On Tue Jan 27, 2026 at 5:04 PM JST, pengfuyuan wrote:
> On Mon, Jan 26, 2026 at 07:28:21PM +0900, Alexandre Courbot wrote:
>> On Mon Jan 26, 2026 at 7:01 PM JST, Thomas Zimmermann wrote:
>> > Hi
>> >
>> > Am 26.01.26 um 09:17 schrieb pengfuyuan:
>> >> This patch series adds Rust bindings and safe abstractions for the Linux
>> >> framebuffer subsystem, enabling framebuffer drivers to be implemented in Rust.
>> >
>> > The framebuffer subsystem is obsolete and has been deprecated for a 
>> > decade. No new drivers accepted. Anything that really wants fbdev 
>> > already has a driver. Can we please let it die?
>> 
>> This, and the patchset is also obviously AI-generated.
>
> Hi,
> Thank you for the feedback.
> I’d like to be clear about how I used AI in this work:
>
> 1.Cover letter – Yes, I used AI to help summarize and phrase the cover letter.
> 2.Comments in the code – Some comments were written or refined with AI assistance.
> 3.Learning the codebase – When reading and understanding existing Rust-for-Linux code (including DRM and other abstractions), I used AI as a helper to analyze and explain structure and patterns.
> 4.Writing the code – The implementation was not fully generated by AI.  I wrote the code myself and used AI mainly to look up existing abstractions, traits, and APIs (e.g. “how does X work? ”, “what’s the right trait for Y?”)  while I was coding.
>
> So: AI was used for summaries, comments, learning, and looking things up;  the logic and structure of the code are mine, and I take responsibility for them.
> If you have concerns about specific parts (e.g. wording, style, or design), I’m happy to rework those patches or to adjust how I describe tool use in future submissions.

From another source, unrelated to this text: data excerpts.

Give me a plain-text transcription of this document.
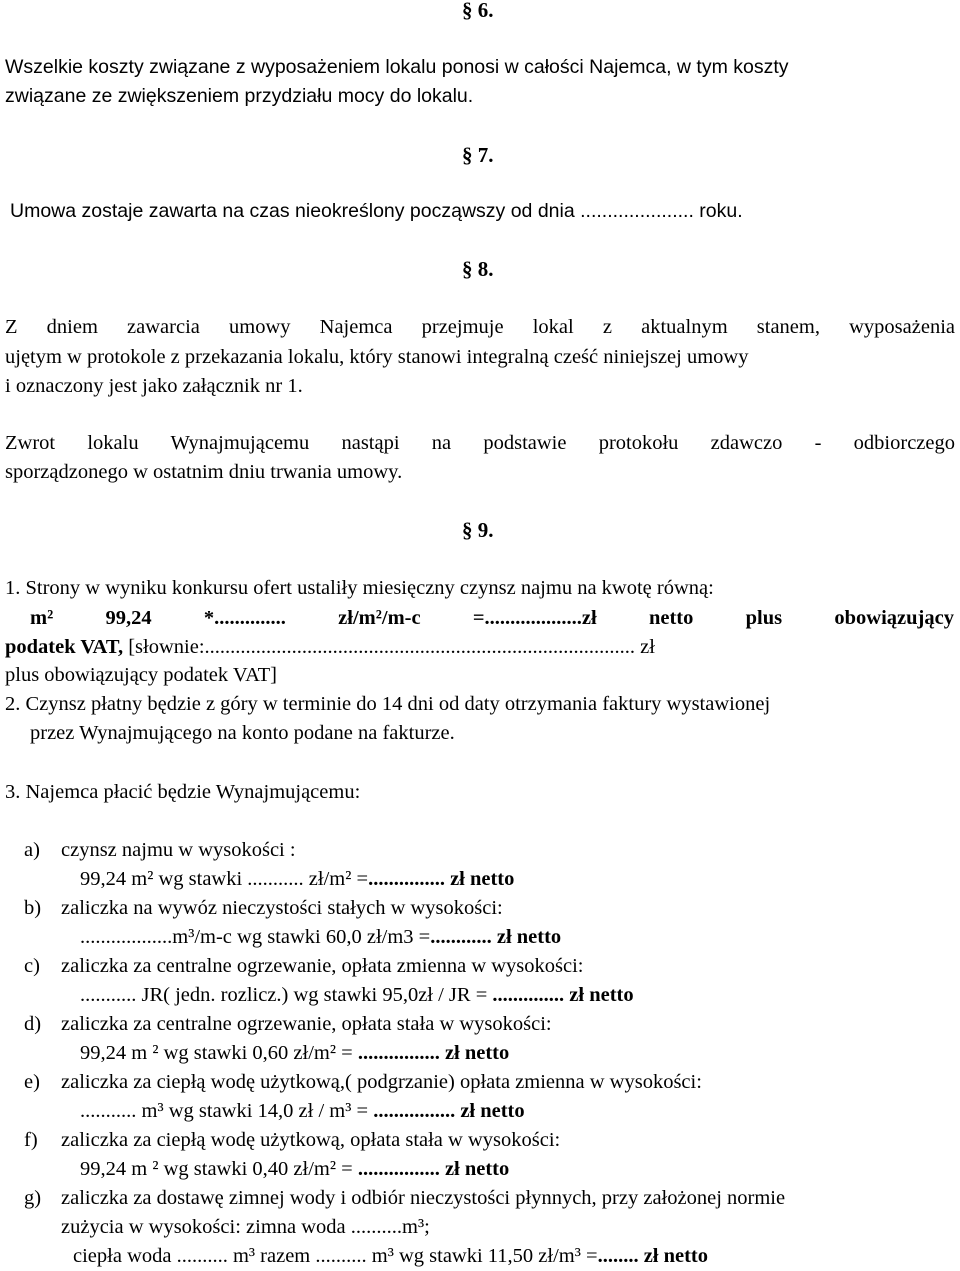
§ 6.
Wszelkie koszty związane z wyposażeniem lokalu ponosi w całości Najemca, w tym koszty
związane ze zwiększeniem przydziału mocy do lokalu.
§ 7.
Umowa zostaje zawarta na czas nieokreślony począwszy od dnia ..................... roku.
§ 8.
Z dniem zawarcia umowy Najemca przejmuje lokal z aktualnym stanem, wyposażenia
ujętym w protokole z przekazania lokalu, który stanowi integralną cześć niniejszej umowy
i oznaczony jest jako załącznik nr 1.
Zwrot lokalu Wynajmującemu nastąpi na podstawie protokołu zdawczo - odbiorczego
sporządzonego w ostatnim dniu trwania umowy.
§ 9.
1. Strony w wyniku konkursu ofert ustaliły miesięczny czynsz najmu na kwotę równą:
m² 99,24 *.............. zł/m²/m-c =...................zł netto plus obowiązujący
podatek VAT, [słownie:.................................................................................... zł
plus obowiązujący podatek VAT]
2. Czynsz płatny będzie z góry w terminie do 14 dni od daty otrzymania faktury wystawionej
przez Wynajmującego na konto podane na fakturze.
3. Najemca płacić będzie Wynajmującemu:
a) czynsz najmu w wysokości :
99,24 m² wg stawki ........... zł/m² =............... zł netto
b) zaliczka na wywóz nieczystości stałych w wysokości:
..................m³/m-c wg stawki 60,0 zł/m3 =............ zł netto
c) zaliczka za centralne ogrzewanie, opłata zmienna w wysokości:
........... JR( jedn. rozlicz.) wg stawki 95,0zł / JR = .............. zł netto
d) zaliczka za centralne ogrzewanie, opłata stała w wysokości:
99,24 m ² wg stawki 0,60 zł/m² = ................ zł netto
e) zaliczka za ciepłą wodę użytkową,( podgrzanie) opłata zmienna w wysokości:
........... m³ wg stawki 14,0 zł / m³ = ................ zł netto
f) zaliczka za ciepłą wodę użytkową, opłata stała w wysokości:
99,24 m ² wg stawki 0,40 zł/m² = ................ zł netto
g) zaliczka za dostawę zimnej wody i odbiór nieczystości płynnych, przy założonej normie
zużycia w wysokości: zimna woda ..........m³;
ciepła woda .......... m³ razem .......... m³ wg stawki 11,50 zł/m³ =........ zł netto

Appreciate the clarification. One piece of feedback if I may.

The cover letter is the first thing reviewers see of your patchset. If
it reads like impersonal, mechanically exhaustive generic AI slop full
of bullet points that doesn't follow kernel conventions, reviewers will
assume the rest of the patchset is of the same caliber and discard it as
something entirely generated by a bot.

A patch is not only the code. Comments and commit logs are as important
and should be given the same care. This patchset is a great illustration
of how AI completely misses the point: it will write 5 dreadful
paragraphs explaining *what* it did, but what reviewers want is one
sentence that explains *why*.

If your use of AI for the commit logs and comments is motivated by a
lack of confidence in your English, how about this: write them in your
native language and ask AI to translate it for you. That's something
LLMs actually shine at (that, and using them to learn about a codebase),
and the translated result will still carry the flow you intended, as
well as your own touch.

In other words, make sure that the AI assists you, as opposed to you
assisting the AI.

Hope this helps. Looking forward to your future submissions.